Components of an application

  • Cover letter
  1. Speaks specifically to advertisement and your skills and connects them. Introduce yourself, highlight accomplishments, and fit well
  2. Know about who you’re applying to
  3. Don’t go beyond two pages
  4. Present yourself as colleague not student.
  • Cv
  1. Put strengths first
  2. General info first; teaching; publications reverse chronological order
  • Writing Sample
  1. Abstract is important
  • 3 letters of rec.
  1. Need letter at least from chair of dissertation committee.
  2. Strength of reference… “I can only speak to these aspects” is bad sign…
  • Evidence of teaching excellence (teaching portfolio)
  1. Teaching statement (one page philosophy of teaching); make case that what you do contributes to mission of university
  2. Sample teaching evaluations… don’t overwhelm with meaningless data and don’t cherry pick.
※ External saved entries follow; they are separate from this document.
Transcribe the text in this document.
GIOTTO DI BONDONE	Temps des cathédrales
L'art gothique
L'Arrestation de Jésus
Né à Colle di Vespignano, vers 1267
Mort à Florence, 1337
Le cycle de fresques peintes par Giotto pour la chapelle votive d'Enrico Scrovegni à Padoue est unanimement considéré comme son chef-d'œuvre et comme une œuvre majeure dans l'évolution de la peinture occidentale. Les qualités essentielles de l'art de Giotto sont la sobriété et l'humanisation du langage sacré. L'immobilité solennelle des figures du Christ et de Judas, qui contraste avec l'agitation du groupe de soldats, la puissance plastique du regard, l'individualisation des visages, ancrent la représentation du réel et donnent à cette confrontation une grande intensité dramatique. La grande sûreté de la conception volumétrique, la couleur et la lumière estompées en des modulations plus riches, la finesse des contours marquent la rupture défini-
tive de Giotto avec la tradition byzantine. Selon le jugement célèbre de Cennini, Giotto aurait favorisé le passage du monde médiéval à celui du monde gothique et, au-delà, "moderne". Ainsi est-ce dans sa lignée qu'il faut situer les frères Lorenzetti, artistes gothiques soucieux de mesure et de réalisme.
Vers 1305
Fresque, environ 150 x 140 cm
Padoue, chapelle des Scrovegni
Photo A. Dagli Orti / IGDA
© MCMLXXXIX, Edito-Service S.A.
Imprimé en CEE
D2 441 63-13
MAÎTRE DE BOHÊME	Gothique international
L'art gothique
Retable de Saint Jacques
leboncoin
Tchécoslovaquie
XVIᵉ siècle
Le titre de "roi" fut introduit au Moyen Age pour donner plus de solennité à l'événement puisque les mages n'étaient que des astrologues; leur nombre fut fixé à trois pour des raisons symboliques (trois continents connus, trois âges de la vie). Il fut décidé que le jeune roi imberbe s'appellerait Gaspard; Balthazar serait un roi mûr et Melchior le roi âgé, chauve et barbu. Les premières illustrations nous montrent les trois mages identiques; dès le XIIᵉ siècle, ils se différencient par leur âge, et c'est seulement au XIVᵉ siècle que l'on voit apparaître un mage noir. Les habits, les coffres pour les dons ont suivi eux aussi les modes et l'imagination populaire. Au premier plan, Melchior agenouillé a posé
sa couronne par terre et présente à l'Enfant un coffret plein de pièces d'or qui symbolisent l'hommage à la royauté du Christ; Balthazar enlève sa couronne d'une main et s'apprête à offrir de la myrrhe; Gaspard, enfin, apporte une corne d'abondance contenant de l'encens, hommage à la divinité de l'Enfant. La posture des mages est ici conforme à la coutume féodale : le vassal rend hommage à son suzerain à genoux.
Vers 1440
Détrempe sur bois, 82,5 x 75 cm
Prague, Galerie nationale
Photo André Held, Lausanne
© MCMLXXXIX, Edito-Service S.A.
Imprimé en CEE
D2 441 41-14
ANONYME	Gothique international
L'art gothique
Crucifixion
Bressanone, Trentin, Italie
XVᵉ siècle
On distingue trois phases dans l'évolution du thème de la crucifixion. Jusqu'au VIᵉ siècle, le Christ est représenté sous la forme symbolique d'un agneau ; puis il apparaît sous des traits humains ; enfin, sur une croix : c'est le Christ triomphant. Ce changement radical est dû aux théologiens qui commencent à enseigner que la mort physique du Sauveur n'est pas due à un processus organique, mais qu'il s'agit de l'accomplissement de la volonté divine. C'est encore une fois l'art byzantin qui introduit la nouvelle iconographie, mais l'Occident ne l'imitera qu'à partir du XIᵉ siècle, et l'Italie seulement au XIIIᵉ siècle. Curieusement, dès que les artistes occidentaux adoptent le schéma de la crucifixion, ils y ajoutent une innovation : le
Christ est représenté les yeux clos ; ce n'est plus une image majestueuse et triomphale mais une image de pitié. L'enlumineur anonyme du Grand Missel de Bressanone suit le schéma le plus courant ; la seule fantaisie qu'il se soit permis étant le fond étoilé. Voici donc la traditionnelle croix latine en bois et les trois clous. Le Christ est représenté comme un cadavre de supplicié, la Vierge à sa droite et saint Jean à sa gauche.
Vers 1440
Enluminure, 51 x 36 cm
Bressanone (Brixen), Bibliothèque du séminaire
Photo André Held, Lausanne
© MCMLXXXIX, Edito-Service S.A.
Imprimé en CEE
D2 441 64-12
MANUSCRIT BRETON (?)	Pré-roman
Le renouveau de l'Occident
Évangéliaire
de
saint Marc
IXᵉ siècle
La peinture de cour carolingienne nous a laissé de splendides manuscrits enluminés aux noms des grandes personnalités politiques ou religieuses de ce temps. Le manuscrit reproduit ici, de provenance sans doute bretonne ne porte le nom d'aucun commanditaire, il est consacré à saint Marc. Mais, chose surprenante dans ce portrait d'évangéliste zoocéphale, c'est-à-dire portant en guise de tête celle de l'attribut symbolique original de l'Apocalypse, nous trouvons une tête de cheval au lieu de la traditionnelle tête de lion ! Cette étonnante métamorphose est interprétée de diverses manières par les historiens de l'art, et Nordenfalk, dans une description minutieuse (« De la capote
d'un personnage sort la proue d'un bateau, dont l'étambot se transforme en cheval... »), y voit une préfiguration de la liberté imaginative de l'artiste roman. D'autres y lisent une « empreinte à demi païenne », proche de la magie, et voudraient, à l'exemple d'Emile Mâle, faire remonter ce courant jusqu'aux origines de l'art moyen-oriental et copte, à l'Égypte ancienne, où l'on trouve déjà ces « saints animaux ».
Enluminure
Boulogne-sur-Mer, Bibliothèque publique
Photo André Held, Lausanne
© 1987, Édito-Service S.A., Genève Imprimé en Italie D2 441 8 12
Summarize course evaluations; highlights and such… peer review of your teaching might not be a bad idea.
  3. Sample syllabi. Don’t just list texts… “Here’s how I’ll conceptualize it; here’s what students should take away from it; these are the texts that would be used; check out this syllabus”; get people engaged in the idea of the class, don’t just list a table of contents.

Resources

  • Jobs for Philosophers (now online)
  • Higheredjobs.com (smaller schools; interdisciplinary jobs; visiting positions)
  • Chronicle of Higher Education
  • Share job knowledge

Reading Advertisements and Miscellaneous

  • Sometimes you can tell that they don’t know what they want.
  • Allude to connections to school (I’m from Boston too!; I have commitments to the principles of your mission statement)
  • Note that you might be able to create synergy with other departments if the advertisement suggests interest in interdisciplinary studies and cross-cultural studies.
  • Research Statement: Where you’ve been, what you’ve done, where you’re going. Demonstrate ambitions beyond dissertation.
  • If offer is weird, ask yourself why they need such things.
  • Rejections and not hearing is not a statement about merits, but about fit. IT’S ALL ABOUT FIT. Beware of the “spray and pray approach”.
  • If its in the add, its important enough to try and speak to it.

Advice

  • Read advertisements carefully. Don’t fake it or change yourself, but present yourself in best possible, realistic light.
  • (Before writing cover letter) Investigate each department; determine their needs. What courses do they offer regularly? What additional courses do they have on the catalogue that they don’t offer regularly? Are there any university-wide initiatives that your work could be seen as supporting?
  • Craft application accordingly.
  • Let people know which places you are applying and don’t be afraid to ask around about whether or not someone has a professional connection at the given department. This will not get you the job, but it will open doors.
  • Save your time and energy by focusing your search on jobs that are a good fit. Avoid “spray and pray”. If you have AOS, but not necessarily AOC, try it out.
  • Remember that there is no way to predict which places will select you for a screening interview or not. That is, don’t be afraid to apply for jobs that you think may be a stretch, if they are a good fit, and don’t be discouraged when you don’t hear from places that seemed like sure thing.
  • Look for a job that you can grow with.